3. The method for preparing a silicon nitride ceramic substrate according to claim 2, characterized in that, S1 includes the following steps: S11, α-Si3N4 powder, Yb2O3, MgO, LaB6, and α-Si3N4 seed powder are mixed to form a mixed powder; S12, the mixed powder, solvent and dispersant are put into a ball mill jar and ball milled to obtain a uniformly distributed premixed slurry; S13, add binder and plasticizer to the premixed slurry, and continue ball milling to obtain the final slurry; S14, after vacuum degassing the final slurry, it is cast using a casting machine to obtain a green belt; S15, after the green blank is punched, it is debonded in air at 450℃~550℃ for 1 to 3 hours to obtain silicon nitride green blank.
4. The method for preparing a silicon nitride ceramic substrate according to claim 3, characterized in that, The solvent is a mixture of anhydrous ethanol and toluene, with a volume ratio of ethanol to toluene of 1:
1.
5. The method for preparing a silicon nitride ceramic substrate according to claim 3, characterized in that, The dispersant is fish oil, and the amount used is 1.5% of the total mass of the mixed powder.
6. The method for preparing a silicon nitride ceramic substrate according to claim 3, characterized in that, The binder is polyvinyl butyral, and the amount of polyvinyl butyral used is 5% of the total mass of the mixed powder.

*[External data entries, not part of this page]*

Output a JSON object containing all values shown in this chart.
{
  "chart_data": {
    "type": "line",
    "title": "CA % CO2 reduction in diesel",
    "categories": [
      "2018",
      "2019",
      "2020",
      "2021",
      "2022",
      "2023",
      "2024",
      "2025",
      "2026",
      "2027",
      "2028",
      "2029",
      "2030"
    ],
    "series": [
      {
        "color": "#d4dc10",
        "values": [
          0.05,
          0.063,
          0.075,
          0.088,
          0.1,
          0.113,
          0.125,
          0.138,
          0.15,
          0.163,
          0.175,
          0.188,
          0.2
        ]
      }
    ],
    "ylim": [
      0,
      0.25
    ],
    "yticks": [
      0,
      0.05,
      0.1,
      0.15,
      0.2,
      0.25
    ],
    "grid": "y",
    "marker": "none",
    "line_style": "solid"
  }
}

7. The method for preparing a silicon nitride ceramic substrate according to claim 6, characterized in that, In S3, the plasticizer is dibutyl phthalate, and the amount of dibutyl phthalate used is 40% of the mass of polyvinyl butyral.
8. The method for preparing a silicon nitride ceramic substrate according to claim 3, characterized in that, In S12, the ball milling time is 20 to 30 hours; in S13, the ball milling time is 10 to 15 hours; in S14, the casting process is carried out with the scraper height of the casting machine set to 0.5 mm.
9. A silicon nitride substrate, characterized in that, The silicon nitride substrate is prepared by the method described in any one of claims 1-8, and the silicon nitride substrate has a thermal conductivity ≥95 W / (m·K), a three-point bending strength ≥880 MPa, and a surface roughness Ra≤0.05μm.